Image Credit: nuhuskies.com
Image Credit: nuhuskies.com

By Matthew Cunha 

Five days removed from a thrilling 3–2 win over No. 4 UMass, Northeastern men’s hockey crashed down to earth with a 2–2 tie against the Holy Cross Crusaders (1–1–1), a team that finished last season 10–21–5.

Sophomore star Tyler Madden notched his first two goals of the season for the Huskies, but didn’t really care about his own play. 

“It is something I don’t look at, especially after a loss,” said Madden, crediting the tie as something worse.

The Crusaders beat No. 6/7 Providence in their first game of the season, but lost to Hockey East bottom-feeders Merrimack 3–1 on Thursday night.

In the first period, Northeastern (3–0–1) mustered only five shots. In the second period, they added eight more, at which point the Crusaders were outshooting the Huskies 19–13.

“It might have been the worst two periods we have had in this building since [assistant] coach Keefe and I have been a part of this staff,” said head coach Jim Madigan. “It was just ugly for two periods.

“I don’t think we gave our opponent enough respect. It is one thing playing with confidence; I thought we played with arrogance. And Holy Cross shoved it up the you know what. Right up our rear ends and carried the play for two periods. I thought we were a little bit better in the third, but it is unacceptable.”

The poor starts are nothing new for the Huskies, who have yet to score a first-period goal this season.

“It is a mental approach,” said Madigan. “It is mentally being ready to start, and you need your older guys to take the lead there. We have got some younger guys who I thought played like freshman and they have been here for two months. You have got to figure this thing out. You don’t have three months to figure it out.”

Northeastern goalie Craig Pantano shut the door on multiple Crusader attempts in the first period, but with 4:35 remaining in the second, the Crusaders used a power play to break the scoreless tie. Neil Robinson flipped a slick cross-ice feed to Logan Ferguson and Pantano had no chance.

Less than two minutes later, Northeastern used their own power play to draw even. After Holy Cross’ Charlie Barrow was whistled for slashing, Tyler Madden found a loose pick, caught sophomore goalie Erik Gordon out of position, and potted it in the empty net for his long-awaited first of the season.

“Obviously you want to get that out of the way quick,” said Madden. “It took me a little bit. Once I got it out of the way I will be fine.”

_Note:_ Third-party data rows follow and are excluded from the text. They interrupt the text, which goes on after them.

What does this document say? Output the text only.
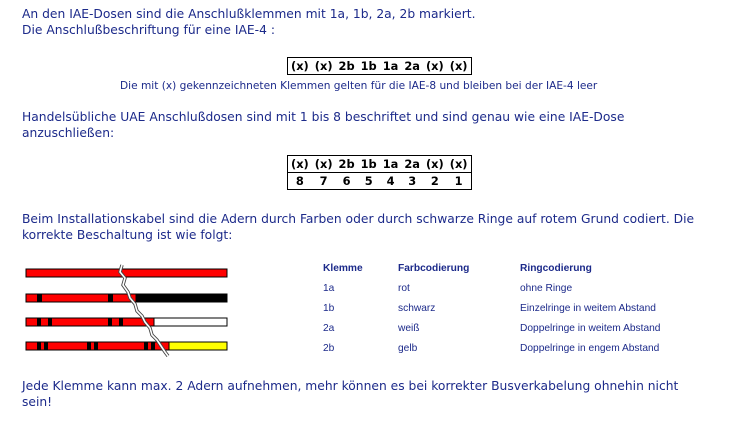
An den IAE-Dosen sind die Anschlußklemmen mit 1a, 1b, 2a, 2b markiert.
Die Anschlußbeschriftung für eine IAE-4 :
(x)	(x)	2b	1b	1a	2a	(x)	(x)
Die mit (x) gekennzeichneten Klemmen gelten für die IAE-8 und bleiben bei der IAE-4 leer
Handelsübliche UAE Anschlußdosen sind mit 1 bis 8 beschriftet und sind genau wie eine IAE-Dose
anzuschließen:
(x)	(x)	2b	1b	1a	2a	(x)	(x)
8	7	6	5	4	3	2	1
Beim Installationskabel sind die Adern durch Farben oder durch schwarze Ringe auf rotem Grund codiert. Die
korrekte Beschaltung ist wie folgt:
Klemme	Farbcodierung	Ringcodierung
1a	rot	ohne Ringe
1b	schwarz	Einzelringe in weitem Abstand
2a	weiß	Doppelringe in weitem Abstand
2b	gelb	Doppelringe in engem Abstand
Jede Klemme kann max. 2 Adern aufnehmen, mehr können es bei korrekter Busverkabelung ohnehin nicht
sein!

Despite the poor performance in the first two periods, the Huskies were tied. The message from Madigan: “It was win a period, win a game. It has not been pretty to this point. Let’s find a way to win a game.”

Just a minute into the period it looked they were on the way. Madden, entering the zone on the rush with Matt Filipe, snuck a backhander by Gordon for his second of the night.

“I was just driving and trying to get something on the net,” said Madden. “Saw him cheating a little bit and threw it short-side.”

The Crusaders responded four minutes later. Patrick O’Leary’s pass found Conner Jean at the front of the net; Jean’s one-timer trickled into the net off the post.

“They got a second goal that was a little bounce on their end,” said Madigan. “The game probably deserved to end in a tie.”

Northeastern controlled the rest of the period but could not get one past Gordon. With just over three minutes left Madden forced a Crusader penalty with a few dekes. On the ensuing power play, the Crusaders blocked five Northeastern shots.

Play was even in overtime, with no good scoring chances until Northeastern drew a penalty with 15 seconds left. Holy Cross’ Kevin Darrar blocked Aidan McDonough’s attempt, then shot wide as time expired.

The tie will likely drop Northeastern in the rankings after their win over UMass. The Huskies travel to No.7/No.8 St. Cloud St. in Minnesota next weekend for a pair of games.

“The effort was not there tonight,” said Madden when asked how the team could improve. “At times it was, we dominated the third period. If we played like that the whole game we would have won.”